The Archbishop of Canterbury has performed the ancient Maundy Thursday feet washing ceremony in Canterbury Cathedral for the first time in 400 years.
Dr Rowan Williams performed the ceremony during his sermon
Dr Rowan Williams, assisted by chief clergymen, washed the feet of 12 members of the congregation during the sermon after a day of Maundy Thursday traditions throughout the UK.
The Queen handed out special Maundy Money to pensioners during a visit to the cathedral city of Gloucester.
The Archbishop of Westminster, Cardinal Cormac Murphy-O'Connor, washed the feet of 12 Chelsea pensioners during evening mass at Westminster Cathedral in London.
The feet washing ceremony performed by the leader of the Church of England and the leader of Roman Catholics in England and Wales is a re-enactment of Jesus's washing of his disciples' feet at the Last Supper as a gesture of humility.
Dr Williams removed his outer robe - a yellow and orange chasuble - and wore his plain white alb to carry out the symbolic ablutions.
The chosen worshippers placed their feet in a patterned ceramic bowl, before lifting them to be dried with towels by the kneeling archbishop.
The 12 in Canterbury, aged between nine and 72, were picked to represent the diversity of the regular members of the congregation.
One of the 12, William Pettit, 55 from Wingham, Kent, said it was exciting to be part of something which had not happened for 400 years.
"You think about the significance of it all - no service is too small for the highest in the land," he said.
You think about the significance of it all - no service is too small for the highest in the land
Annalisa Flood, 13, whose father David is cathedral organist, said she had washed her feet especially beforehand, adding: "It is exciting. I am a bit nervous."
Cathedral spokesman Christopher Robinson said reviving the feet washing ceremony at Canterbury Cathedral was the idea of the Dean, the Very Reverend Robert Willis.
He said there was a move away from symbolic ceremonies during the 16th Century Reformation, and more emphasis was placed on the written word.
Before the ceremony at Roman Catholic Westminster Cathedral, Cardinal Murphy-O'Connor said: "If we are in communion with Jesus, if we become more like him, then we too have to wash, as Jesus said, each other's feet, we have to serve, especially, those who are in need, so that the bread of life becomes the bread of life for the world."

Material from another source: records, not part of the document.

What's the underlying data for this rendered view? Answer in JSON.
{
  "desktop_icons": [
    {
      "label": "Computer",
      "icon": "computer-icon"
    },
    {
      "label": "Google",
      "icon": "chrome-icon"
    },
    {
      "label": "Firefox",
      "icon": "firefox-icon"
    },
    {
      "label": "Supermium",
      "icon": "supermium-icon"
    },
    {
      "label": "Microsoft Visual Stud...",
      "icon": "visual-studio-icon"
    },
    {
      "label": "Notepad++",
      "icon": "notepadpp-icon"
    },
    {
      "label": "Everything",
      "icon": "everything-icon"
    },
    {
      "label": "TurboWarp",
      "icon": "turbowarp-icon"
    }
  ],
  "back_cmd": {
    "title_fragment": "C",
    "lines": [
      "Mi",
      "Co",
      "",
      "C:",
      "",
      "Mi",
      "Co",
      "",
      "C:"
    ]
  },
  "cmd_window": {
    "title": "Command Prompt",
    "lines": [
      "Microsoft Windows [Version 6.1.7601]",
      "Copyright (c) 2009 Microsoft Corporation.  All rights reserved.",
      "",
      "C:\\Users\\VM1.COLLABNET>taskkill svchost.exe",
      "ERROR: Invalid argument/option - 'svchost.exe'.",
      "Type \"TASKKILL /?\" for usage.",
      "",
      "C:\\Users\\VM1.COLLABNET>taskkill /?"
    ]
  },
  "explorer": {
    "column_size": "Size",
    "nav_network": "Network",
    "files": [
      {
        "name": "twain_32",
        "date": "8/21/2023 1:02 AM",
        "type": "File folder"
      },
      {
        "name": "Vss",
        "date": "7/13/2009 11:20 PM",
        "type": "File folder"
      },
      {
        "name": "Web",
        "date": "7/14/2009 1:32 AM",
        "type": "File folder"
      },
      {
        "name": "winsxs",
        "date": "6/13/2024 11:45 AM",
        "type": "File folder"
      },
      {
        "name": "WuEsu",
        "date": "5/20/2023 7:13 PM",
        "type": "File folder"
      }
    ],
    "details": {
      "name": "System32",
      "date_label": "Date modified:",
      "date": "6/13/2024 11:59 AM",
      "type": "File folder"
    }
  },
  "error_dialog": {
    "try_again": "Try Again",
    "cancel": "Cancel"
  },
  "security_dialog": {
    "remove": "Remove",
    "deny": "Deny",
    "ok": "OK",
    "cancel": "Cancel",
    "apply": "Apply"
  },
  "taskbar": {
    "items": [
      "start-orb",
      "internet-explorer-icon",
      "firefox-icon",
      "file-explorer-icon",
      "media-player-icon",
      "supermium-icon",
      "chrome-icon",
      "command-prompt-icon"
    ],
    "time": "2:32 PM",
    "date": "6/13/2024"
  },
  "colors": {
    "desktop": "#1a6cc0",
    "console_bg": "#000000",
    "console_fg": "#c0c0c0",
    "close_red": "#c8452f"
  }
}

Earlier on Thursday, hundreds gathered to greet the Queen in Gloucester for the distribution of Maundy Money to 77 men and 77 women.
Twelve Chelsea pensioners had their feet washed by the Cardinal
The Queen has attended the ceremony every year since 1971, and on all but four occasions since she came to the throne in 1952.
Recipients of the specially minted Maundy coins are all senior citizens, recognised for their Christian service to the community.
The number of pensioners receiving Maundy Money this year reflects the Queen's age - she will be 77 on 21 April, Easter Monday.
The oldest person to receive the coins was 99-year-old Dorothy Judd, and the average age of the recipients was 80.
After the service in front of 1,600 people, the Queen smiled as the crowd outside sang Happy Birthday and gave her three cheers.
Maundy Money recipient Mary Seabright, 79, from Bishops Cleeve, near Cheltenham, said she was pleased to receive the money and described the Queen as "very genuine".
"She was very relaxed. You see her so often on television that you feel familiar with her and
she was very genuine."
The pensioners received a set of silver coins, consisting of one, two, three and fourpenny pieces with a total value equal to the Queen's age.